Während die USA sehr empfindlich reagieren, wenn andere Länder angeblich versuchen, sich in ihre inneren Angelegenheiten einzumischen, nimmt Washington das vermeintliche Recht zur Einmischungen im Ausland geradezu selbstverständlich in Anspruch. So rechnet der russische Vizeaußenminister Sergej Rjabkow damit, dass die USA ihre subversiven Tätigkeiten im Vorfeld der Präsidentenwahlen 2018 deutlich steigern werden: „Generell können wir sagen, dass die Zahl der Versuche, die Situation in unserem Land zu beeinflussen, die Stabilität von innen heraus zu untergraben, nicht nachlassen, sondern stärker werden.“

Russland hat gesetzliche Vorkehrungen getroffen, um die Tätigkeit ausländischer NGOs, die vorgeben, für die Verbreitung von Demokratie und Menschenrechten zu arbeiten, zu kontrollieren. Aber das hindert westliche Länder, allen voran die USA, nicht an Versuchen, die russische Innenpolitik zu ihren Gunsten zu beeinflussen.
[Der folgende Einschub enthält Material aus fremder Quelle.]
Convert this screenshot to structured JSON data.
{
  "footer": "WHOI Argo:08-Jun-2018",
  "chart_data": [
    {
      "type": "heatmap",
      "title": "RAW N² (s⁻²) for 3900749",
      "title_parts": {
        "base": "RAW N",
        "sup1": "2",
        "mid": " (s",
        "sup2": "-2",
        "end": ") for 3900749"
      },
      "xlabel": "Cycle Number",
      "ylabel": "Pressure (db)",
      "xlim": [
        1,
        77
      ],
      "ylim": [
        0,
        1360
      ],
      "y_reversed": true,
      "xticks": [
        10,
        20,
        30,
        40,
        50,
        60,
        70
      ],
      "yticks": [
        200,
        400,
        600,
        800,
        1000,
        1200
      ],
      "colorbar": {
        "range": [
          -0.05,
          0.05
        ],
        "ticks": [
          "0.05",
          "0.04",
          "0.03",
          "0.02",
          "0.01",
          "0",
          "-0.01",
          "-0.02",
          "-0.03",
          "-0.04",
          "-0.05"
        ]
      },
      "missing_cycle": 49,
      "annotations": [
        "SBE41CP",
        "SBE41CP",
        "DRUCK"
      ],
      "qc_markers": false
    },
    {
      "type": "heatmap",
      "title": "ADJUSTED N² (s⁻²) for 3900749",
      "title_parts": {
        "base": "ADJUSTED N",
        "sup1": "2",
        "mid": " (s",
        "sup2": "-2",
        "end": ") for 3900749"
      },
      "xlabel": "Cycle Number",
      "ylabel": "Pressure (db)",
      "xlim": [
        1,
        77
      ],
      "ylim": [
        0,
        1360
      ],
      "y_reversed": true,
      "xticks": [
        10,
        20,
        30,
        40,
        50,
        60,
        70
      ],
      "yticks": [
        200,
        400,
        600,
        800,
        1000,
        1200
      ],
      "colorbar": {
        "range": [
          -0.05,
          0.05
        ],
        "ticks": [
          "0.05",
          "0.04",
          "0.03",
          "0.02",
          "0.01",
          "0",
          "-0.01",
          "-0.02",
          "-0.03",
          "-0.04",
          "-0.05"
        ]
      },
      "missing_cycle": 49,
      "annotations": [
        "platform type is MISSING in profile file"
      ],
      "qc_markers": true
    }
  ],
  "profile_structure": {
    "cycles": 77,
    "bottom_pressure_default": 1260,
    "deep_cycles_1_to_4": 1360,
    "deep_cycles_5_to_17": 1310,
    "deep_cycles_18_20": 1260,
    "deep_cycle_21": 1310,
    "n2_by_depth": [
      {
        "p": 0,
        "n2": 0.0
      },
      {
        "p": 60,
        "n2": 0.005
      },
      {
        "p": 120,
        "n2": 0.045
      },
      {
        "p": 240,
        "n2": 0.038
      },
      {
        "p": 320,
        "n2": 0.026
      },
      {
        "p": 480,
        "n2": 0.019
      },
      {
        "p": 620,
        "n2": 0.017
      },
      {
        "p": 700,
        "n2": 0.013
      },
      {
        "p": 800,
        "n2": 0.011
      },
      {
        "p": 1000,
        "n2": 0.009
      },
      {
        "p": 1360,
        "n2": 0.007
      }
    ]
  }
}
So ist beispielsweise das aus US-Steuergeldern finanzierte „National Endowment for Democracy“ (NED) in Russland tätig. 2016 gab das NED, das auch als „ziviler Arm der CIA“ gilt, laut eigenen Angaben neben verschiedenen anderen Projekten 89.594 Dollar für die „Unterstützung von Aktivisten und NGOs“ aus. Des Weiteren heißt es, es gehe dabei „um den Schutz der Rechte russischer NGOs und Aktivisten der Zivilgesellschaft“, wobei der Schwerpunkt in der „Verteidigung der Zivilgesellschaft in Russland und der Gewährung rechtlicher Unterstützung und Informationen für zivile Aktivisten und Organisationen“ liege.

Ähnliche Programme in Russland haben auch die ebenfalls großteils aus US-Steuergeldern finanzierten Stiftungen der Republikaner und der Demokraten, das International Republican Institute (IRI) und das National Democratic Institute (NDI). Wichtiger Bestandteil der Wühlarbeit in Russland ist die Beeinflussung junger Menschen, die sich in einigen Jahren – so jedenfalls die Hoffnung – politisch bezahlt machen soll. So begründet etwa das IRI seine Subversion in Russland damit, dass es „notwendig“ sei, die „nächste Generation von zivilen Führern auszubilden, die in der Lage sind, auf Wähler fokussierte Prozesse zu begründen und Reformen zu fordern“. Eines der Mitglieder des IRI-Verwaltungsrates ist übrigens der einflussreiche Senator und Russlandhasser John McCain.